Dad has thoughts on how to get maximum resale value out of the claptrap truck Grady used to tour the country, away from us. 

Mom wants to see photos of all the places he visited while I was sobbing into pillows, raging against Grady, Tommy, and the world. 

He accepts it all. I watch him absorb it and love him that much more. All the old feelings are coming back. Even if I wanted to stop them, I couldn’t. I feel myself warming from the bottom up, like a vessel filling with liquid. I start to smile and can’t keep a straight face even when I want to. 

I remember how we used to be. How, on two or three separate occasions, he came here with me, playing the good suitor despite his somewhat unfair bad boy reputation, and how afterward I climbed out my window to meet him at the creek, where we made love on the bank. I remember the innocent joy of those evenings — the way the air held the day’s heat, the smell of soil under our blanket, the moon shining its blue light between the branches overhead. I remember the feeling of promise: that there were only good things waiting and that everything would be all right. 

A lot has happened since I last felt this way, but it strikes me how curious it is, the way things have come full circle. There was a time of torment and tumult between Grady’s and my innocent days, but that time has passed. I’ve been pregnant and alone, but now I’m a seasoned mother with a family around me. I’ve been angry and frightened, but today I feel happy and (at this table with Grady beside me, at least) secure and content. 

We’re no longer seventeen. We no longer have quite as many years ahead of us, and in some important ways, our eyes have been opened to the world’s truths. But that doesn’t mean we can’t pick up where we left off. There’s no reason we can’t still have that future, albeit with a decade lost to time in between. 

I watch Mackenzie. She doesn’t know this man, yet she fits with him like the missing piece of a puzzle. And I watch Grady with her, and I see how he’d be as a father. How he could have been as a father. How he is being a father, right here and now. 

Yes. I could be happy here. 

All the day’s problems feel far away.
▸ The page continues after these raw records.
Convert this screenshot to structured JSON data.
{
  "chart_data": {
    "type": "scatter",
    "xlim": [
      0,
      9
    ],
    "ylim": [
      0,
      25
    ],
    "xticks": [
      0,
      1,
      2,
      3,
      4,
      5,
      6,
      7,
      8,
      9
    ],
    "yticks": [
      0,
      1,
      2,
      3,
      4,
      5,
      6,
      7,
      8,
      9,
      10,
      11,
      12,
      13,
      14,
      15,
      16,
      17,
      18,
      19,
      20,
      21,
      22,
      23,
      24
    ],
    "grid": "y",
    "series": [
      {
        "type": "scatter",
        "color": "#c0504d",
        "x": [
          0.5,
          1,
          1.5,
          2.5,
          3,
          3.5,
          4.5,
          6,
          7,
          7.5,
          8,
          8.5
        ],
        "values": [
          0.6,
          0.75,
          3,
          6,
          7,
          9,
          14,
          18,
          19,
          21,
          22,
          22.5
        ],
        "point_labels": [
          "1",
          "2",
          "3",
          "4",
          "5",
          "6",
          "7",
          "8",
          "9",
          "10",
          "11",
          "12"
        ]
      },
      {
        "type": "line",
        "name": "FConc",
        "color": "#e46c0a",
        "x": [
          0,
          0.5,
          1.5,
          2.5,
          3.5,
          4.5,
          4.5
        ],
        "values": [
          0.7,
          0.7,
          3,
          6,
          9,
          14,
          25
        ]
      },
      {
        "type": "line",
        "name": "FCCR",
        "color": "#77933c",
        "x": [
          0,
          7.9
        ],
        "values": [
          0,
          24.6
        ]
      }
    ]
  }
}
I don’t want to send my mind out to the things that were bothering me so badly earlier, but in an intellectual way I know they’re there … and yet I don’t care. Whatever is wrong, I have my family. Whatever happens, it will all work out. Whatever goes wrong, Grady will make it right. 

I wonder if I’m being stupid all over again. I have no idea how Grady feels, other than the inkling I first got from his text and the impression that’s continued with our shared glances since. Maybe he could love me again. Maybe he never stopped, the way I suppose I never really stopped loving him. Or maybe I’m building a house of cards that could collapse at any time. 

It doesn’t matter. Maybe I’m wrong to feel this way. Maybe I’m being an idiot. I simply don’t care. For now, it feels good. For now, I’m happy.

Maybe I’m setting myself up to get hurt all over again. But tonight it’s a chance I’m willing to take.